The assessment part of machine learning includes the goal of the project and how to measure approximations to that goal. In the FICO example, the goal is to predict the creditworthiness of borrowers. For each borrower in the training set we have a representation of the relevant credit history and a measure of how credit worthy that person was. The goal would be to predict the appropriate score for each of the training examples, minimizing the difference between the score predicted by the method and the actual score assigned to that borrower. The smaller the difference, the closer the system is to achieving its goal.
In a decision system, the goal might be a decision about the input, for example, the category in which it belongs, and the approximation might be measured by the accuracy of that decision relative to the training examples.
The adaptation or optimization method is how the system works to improve its prediction, to get closer to the specified goal. There are many optimization methods. Generally they work by adjusting the importance of each variable or each combination of variables. The importance may be all-or-nothing, as might be the case in selecting a variable or it might be a continuous value, including negative values. The importance controls how the input variable affects the system prediction. The optimization method might increase or decrease the importance of variables and keep just those changes that result in a better prediction.
The accuracy, speed, and scope of problems that can be solved by machine learning has grown dramatically over the last couple of decades because the creators of those systems have invented better ways of representing problems, and adaptation methods that are better at selecting potential changes. It also does not hurt that computers have gotten much faster and can contain more memory than ever before.
Despite these improvements, machine learning still stands on the three core features of representation, assessment, and optimization. As a result, many machine learning systems tend to return approximately the same results. Given a choice between more clever algorithms and better quality training data, it is often preferable to spend the effort on better data.
Particularly in the context of categorizing documents, the machine learning algorithm makes little difference to the ultimate outcome of the project. The same algorithm can lead to good results or to bad results, depending on how it is used. We had a project, for example, in which several very similar data sets were to be categorized. Each set was handled by a different attorney who was to provide the training. One attorney paid close attention to the problem, worked at making consistent decisions, and selected the training examples over a few days. The system did really well on this set. The other attorneys did their work to select training documents less systematically selecting only a few documents per day, with several days in between. The very same system did poorly on these sets.

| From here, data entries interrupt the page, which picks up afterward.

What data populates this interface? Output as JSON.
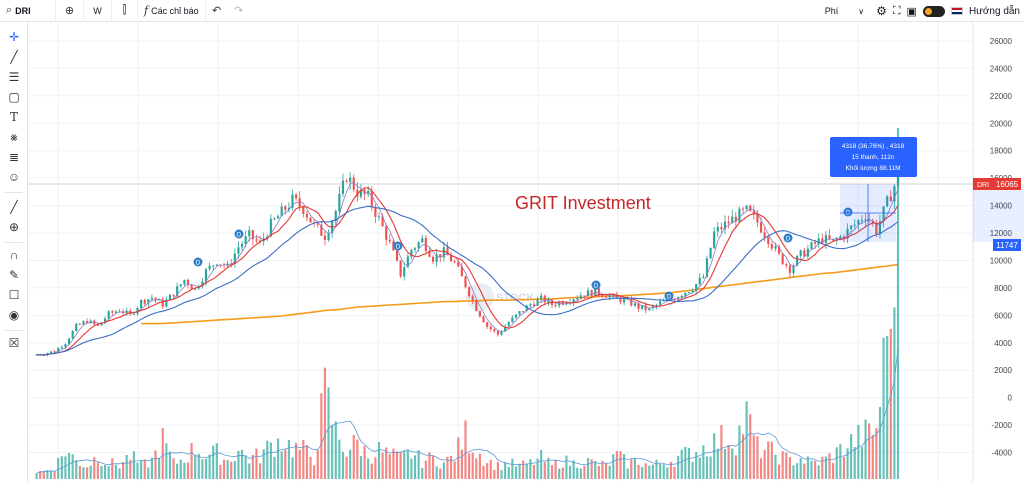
{
  "toolbar": {
    "symbol": "DRI",
    "interval": "W",
    "indicators_label": "Các chỉ báo",
    "fee_label": "Phí",
    "guide_label": "Hướng dẫn"
  },
  "icons": {
    "search": "search-icon",
    "add": "plus-circle-icon",
    "chart_type": "candles-icon",
    "indicators": "function-icon",
    "undo": "undo-icon",
    "redo": "redo-icon",
    "settings": "gear-icon",
    "fullscreen": "fullscreen-icon",
    "snapshot": "camera-icon",
    "theme": "theme-toggle",
    "language": "uk-flag-icon"
  },
  "sidebar_tools": [
    "crosshair-icon",
    "trendline-icon",
    "fib-icon",
    "rectangle-icon",
    "text-icon",
    "pattern-icon",
    "prediction-icon",
    "emoji-icon",
    "ruler-icon",
    "zoom-in-icon",
    "magnet-icon",
    "lock-draw-icon",
    "lock-icon",
    "eye-icon",
    "trash-icon"
  ],
  "chart": {
    "watermark": "GRIT Investment",
    "logo_text": "STOCK",
    "price_label_symbol": "DRI",
    "price_label_value": "16065",
    "range_low_label": "11747",
    "measure_line1": "4318 (36.76%) , 4318",
    "measure_line2": "15 thanh, 112n",
    "measure_line3": "Khối lượng 88.11M",
    "colors": {
      "up": "#26a69a",
      "down": "#ef5350",
      "ma_fast": "#e53935",
      "ma_mid": "#3c6ec5",
      "ma_slow": "#f59b1b",
      "ma_thin": "#8e7cc3"
    }
  },
  "chart_data": {
    "type": "candlestick",
    "symbol": "DRI",
    "interval": "W",
    "y_ticks": [
      26000,
      24000,
      22000,
      20000,
      18000,
      16000,
      14000,
      12000,
      10000,
      8000,
      6000,
      4000,
      2000,
      0,
      -2000,
      -4000
    ],
    "price_path": [
      3100,
      3200,
      3400,
      4000,
      5200,
      5600,
      5200,
      6100,
      6400,
      6000,
      7000,
      7300,
      6800,
      7600,
      8600,
      7900,
      9200,
      10000,
      9500,
      11000,
      11800,
      11200,
      12600,
      13500,
      14400,
      13800,
      12500,
      11800,
      13600,
      16200,
      15000,
      14600,
      13000,
      11200,
      9000,
      10800,
      11500,
      10200,
      10600,
      9800,
      8200,
      6500,
      5200,
      4600,
      5500,
      6200,
      6800,
      7200,
      6800,
      7000,
      7300,
      7600,
      7700,
      7500,
      7200,
      7000,
      6600,
      6400,
      6900,
      7200,
      7600,
      8000,
      8800,
      12000,
      12600,
      13200,
      13600,
      12800,
      11600,
      10300,
      9400,
      10400,
      11000,
      11600,
      11300,
      11900,
      12600,
      13400,
      12200,
      14200,
      16065
    ],
    "volume_path": [
      0.25,
      0.3,
      0.45,
      1.1,
      0.7,
      0.5,
      0.9,
      0.6,
      0.55,
      0.9,
      0.5,
      0.7,
      1.5,
      0.6,
      0.8,
      1.2,
      0.9,
      1.0,
      0.7,
      1.1,
      0.8,
      0.9,
      1.3,
      1.5,
      1.2,
      1.1,
      0.8,
      3.3,
      1.8,
      1.1,
      1.4,
      0.9,
      1.1,
      0.9,
      0.8,
      1.0,
      0.7,
      0.8,
      0.6,
      0.9,
      1.7,
      1.1,
      0.7,
      0.5,
      0.6,
      0.5,
      0.6,
      0.8,
      0.5,
      0.7,
      0.6,
      0.7,
      0.6,
      0.5,
      0.9,
      0.6,
      0.7,
      0.5,
      0.6,
      0.7,
      0.9,
      1.0,
      1.2,
      1.4,
      1.6,
      1.5,
      2.4,
      1.2,
      1.1,
      0.9,
      0.7,
      0.8,
      0.6,
      0.7,
      0.9,
      1.2,
      1.5,
      1.7,
      1.9,
      5.5,
      13.5
    ],
    "ma_slow_path": [
      null,
      null,
      null,
      null,
      null,
      null,
      null,
      null,
      null,
      null,
      5400,
      5400,
      5400,
      5450,
      5500,
      5550,
      5600,
      5650,
      5700,
      5750,
      5800,
      5850,
      5900,
      5950,
      6050,
      6150,
      6250,
      6350,
      6400,
      6500,
      6600,
      6650,
      6700,
      6750,
      6800,
      6850,
      6900,
      6950,
      7000,
      7000,
      7050,
      7050,
      7100,
      7100,
      7100,
      7150,
      7150,
      7200,
      7200,
      7250,
      7300,
      7300,
      7350,
      7400,
      7400,
      7450,
      7500,
      7550,
      7600,
      7650,
      7750,
      7850,
      7950,
      8050,
      8150,
      8250,
      8350,
      8450,
      8550,
      8650,
      8750,
      8850,
      8950,
      9050,
      9100,
      9200,
      9300,
      9400,
      9500,
      9600,
      9700
    ]
  }
}
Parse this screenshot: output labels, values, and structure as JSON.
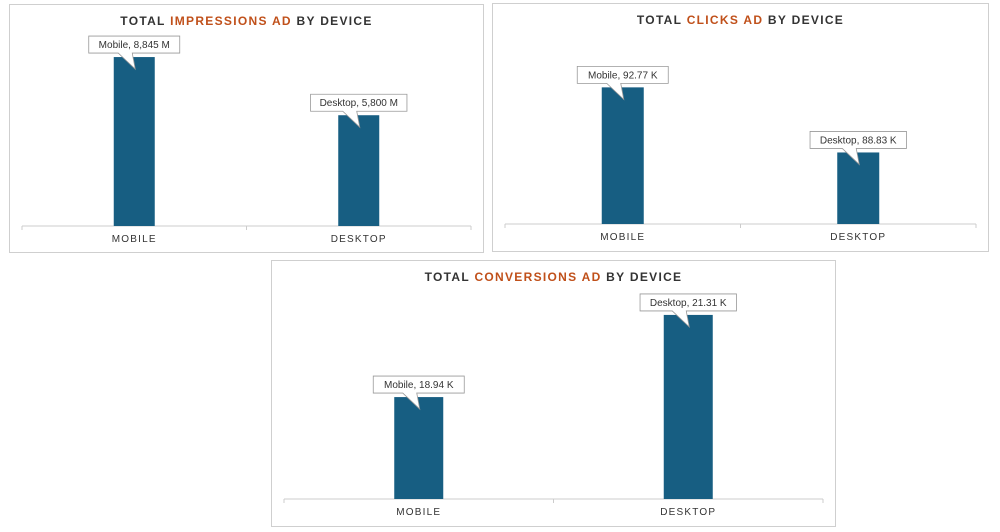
{
  "colors": {
    "bar": "#175e82",
    "accent": "#c0501a",
    "axis": "#cccccc",
    "text": "#333333"
  },
  "chart_data": [
    {
      "type": "bar",
      "title": {
        "prefix": "TOTAL ",
        "highlight": "IMPRESSIONS AD",
        "suffix": " BY DEVICE"
      },
      "categories": [
        "MOBILE",
        "DESKTOP"
      ],
      "values": [
        8845,
        5800
      ],
      "unit": "M",
      "data_labels": [
        "Mobile, 8,845 M",
        "Desktop, 5,800 M"
      ],
      "ylim": [
        0,
        10000
      ]
    },
    {
      "type": "bar",
      "title": {
        "prefix": "TOTAL ",
        "highlight": "CLICKS AD",
        "suffix": " BY DEVICE"
      },
      "categories": [
        "MOBILE",
        "DESKTOP"
      ],
      "values": [
        92.77,
        88.83
      ],
      "unit": "K",
      "data_labels": [
        "Mobile, 92.77 K",
        "Desktop, 88.83 K"
      ],
      "ylim": [
        84.5,
        96.0
      ]
    },
    {
      "type": "bar",
      "title": {
        "prefix": "TOTAL ",
        "highlight": "CONVERSIONS AD",
        "suffix": " BY DEVICE"
      },
      "categories": [
        "MOBILE",
        "DESKTOP"
      ],
      "values": [
        18.94,
        21.31
      ],
      "unit": "K",
      "data_labels": [
        "Mobile, 18.94 K",
        "Desktop, 21.31 K"
      ],
      "ylim": [
        16.0,
        22.0
      ]
    }
  ]
}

To summarize: Learning algorithms, particularly those involved in document categorization all work to maximize the probability that a document will be categorized correctly given its content. The tools that machine learning provides to accomplish this are to adjust the importance of the document elements (for example, the words, or whatever representation is used). Methods differ in how they represent the documents and this difference can be critically important. The quality, primarily, the consistency, of the training examples is also a critically important part of machine learning. It does not much matter how these documents are selected, provided that the examples are representative of those that need to be categorized, that they are consistently coded, and that the coding represents the actual desired code for each one.